Il a donc crée un label, Hill House Comics, et l'a initié par Basketful of Heads, mis en images par Leomacs et en couleurs par Dave Stewart, et publié l'an passé en France (je suis donc à peu près dans les temps pour vous en parler, même si j'ai déjà été précédé par Yuyine, par exemple).
Disons le d'emblée, l'objectif de Joe Hill, qui était de nous offrir "une lecture folle, complètement barrée et sans temps morts" (page 176), est parfaitement rempli ; mais cette "lecture parfaitement jubilatoire" (dixit Yuyine) dépasse le côté distrayant pour s'inscrire dans une tradition horrifique qu'il est bon de rappeler.
Le début semble pourtant nous placer dans un slasher ou un revenge movie ordinaire, avec le personnage de June, une blonde aguicheuse, dont on ne croirait pas, au vu de son franc-parler (par exemple, page 10, "je te sucerais pour faire sauter un PV"), qu'elle prépare (page 19) "une thèse sur la manière dont la honte façonne la masculinité".
Bien sûr, on devine que, comme les héroïnes du (raté) Boulevard de la mort de Quentin Tarantino ou du (réussi) Revenge de Coralie Fargeat, June, sous ses airs de bimbo, a de la ressource, et qu'elle va se révéler plus coriace que les notables corrompus qu'elle va être amenée à croiser (et surtout à décapiter) au cours du comics.
Ici, on retrouve une thématique chère à Wes Craven, qui n'aime rien tant montrer combien l'innocence apparente peut cacher de noirceur ; mais là où le cinéaste, suivant Schuy R. Weishaar (chapitre VII de Masters of the Grotesque), s'en sert pour renvoyer dos à dos la famille traditionnelle et la "famille" hippie moderne, Joe Hill, lui, s'en tient à une critique (à la hache) de l'Amérique des élites (qui rappelle parfois James Ellroy).
Dans Zoo, Vincent Savi voit donc, non sans raison, "dans l'épopée de June la revanche d'une jeune femme face à l'Amérique puritaine" ; mais tout en offrant cet exutoire jouissif, Joe Hill cherche avant tout, comme les EC Comics de jadis (dont Leomacs avoue être fan page 177), à délivrer une morale très proche de celle d'Electre de Jean Giraudoux (page 171) :
– Le soleil se lève.
– Oui, trésor. Il finit toujours par se lever.
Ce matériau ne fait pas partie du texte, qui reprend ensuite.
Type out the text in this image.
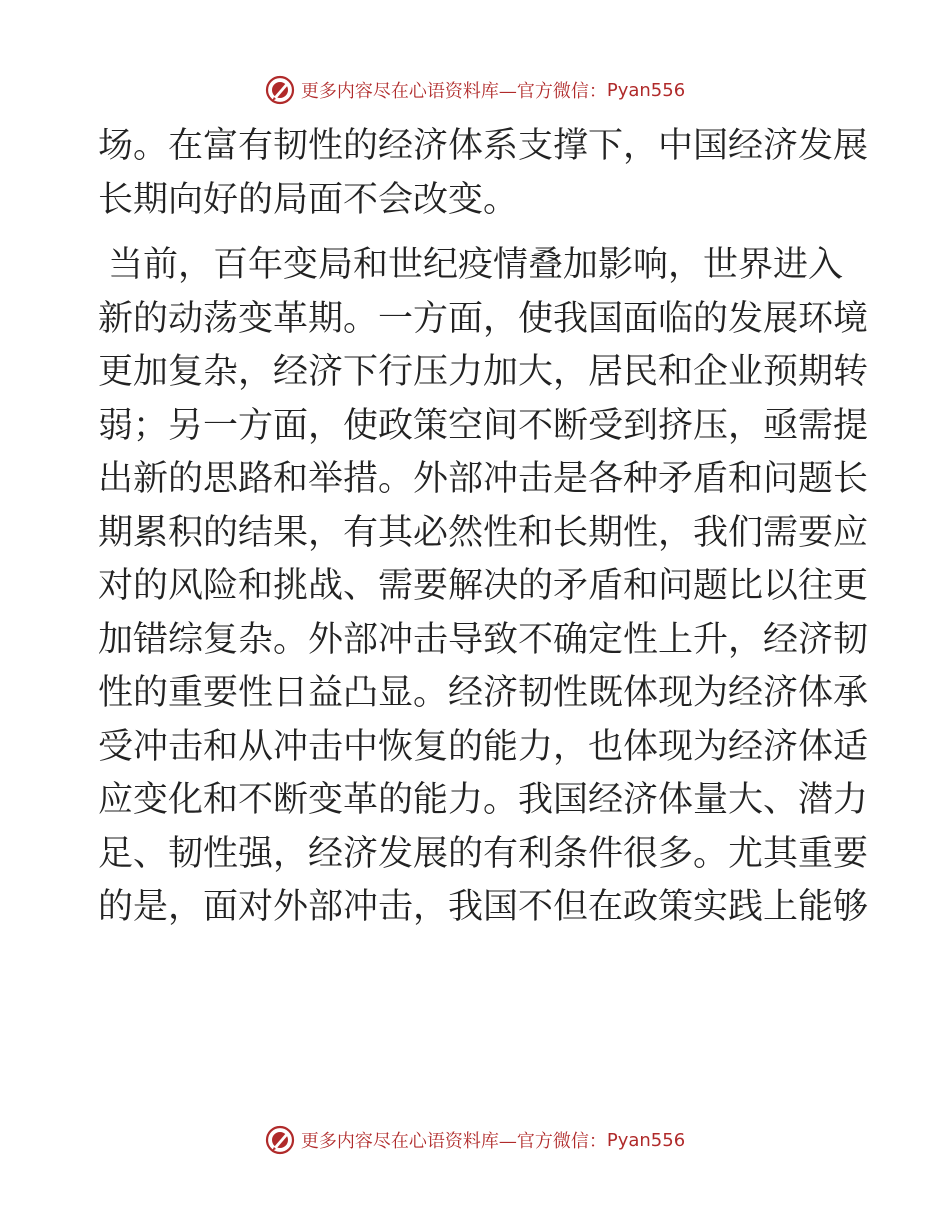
更多内容尽在心语资料库—官方微信： Pyan556

场。在富有韧性的经济体系支撑下，中国经济发展

长期向好的局面不会改变。

当前，百年变局和世纪疫情叠加影响，世界进入

新的动荡变革期。一方面，使我国面临的发展环境

更加复杂，经济下行压力加大，居民和企业预期转

弱；另一方面，使政策空间不断受到挤压，亟需提

出新的思路和举措。外部冲击是各种矛盾和问题长

期累积的结果，有其必然性和长期性，我们需要应

对的风险和挑战、需要解决的矛盾和问题比以往更

加错综复杂。外部冲击导致不确定性上升，经济韧

性的重要性日益凸显。经济韧性既体现为经济体承

受冲击和从冲击中恢复的能力，也体现为经济体适

应变化和不断变革的能力。我国经济体量大、潜力

足、韧性强，经济发展的有利条件很多。尤其重要

的是，面对外部冲击，我国不但在政策实践上能够

更多内容尽在心语资料库—官方微信： Pyan556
J'ai parlé des EC Comics, qui sont aussi une référence indispensable pour comprendre le dessin très expressif de Leomacs (ah, les grimaces de June !) mais Basketful of Heads ne cherche pas le moins du monde, graphiquement parlant, à refaire de l'EC Comics.
Par exemple, le découpage est des plus modernes, avec des effets visuels bienvenus (le point de vue de la première tête coupée pages 44-45) et un recours fréquent aux cases en "scope", c'est-à-dire prenant la largeur d'une planche (2,10 par page en moyenne, ce qui inscrit clairement Basketful of Heads dans la bande dessinée "fusion" moderne).
Mieux encore, les dessins viennent renforcer l'impeccable travail scénaristique de setup-payoff, que Joe Hill ne mène donc pas que dans les dialogues : ainsi, la première pleine page du comics (page 14) n'a pas que pour rôle de faire un clin d'oeil au Maine imaginaire de Stephen King (la mention "Shawshank prison" sur le camion) ; elle doit aussi nous amener à nous poser la même question que June page 69 ("les prisonniers reconstruisaient votre muret ?")
A la jubilation de voir June abattre l'un après l'autre les symboles de l'Amérique bourgeoise des années 80 s'ajoute donc le plaisir de voir comment Joe Hill nous avait tout annoncé, absolument tout – mais que nous n'avions rien vu ou rien entendu, prenant pour de l'anecdotique ce qui se révélera capital...
Au final, Basketful of Heads tient ses promesses, et un peu plus : même si ce n'est sans doute pas un titre essentiel, c'est un divertissement aussi sympathique (et aussi tranchant) que son personnage principal.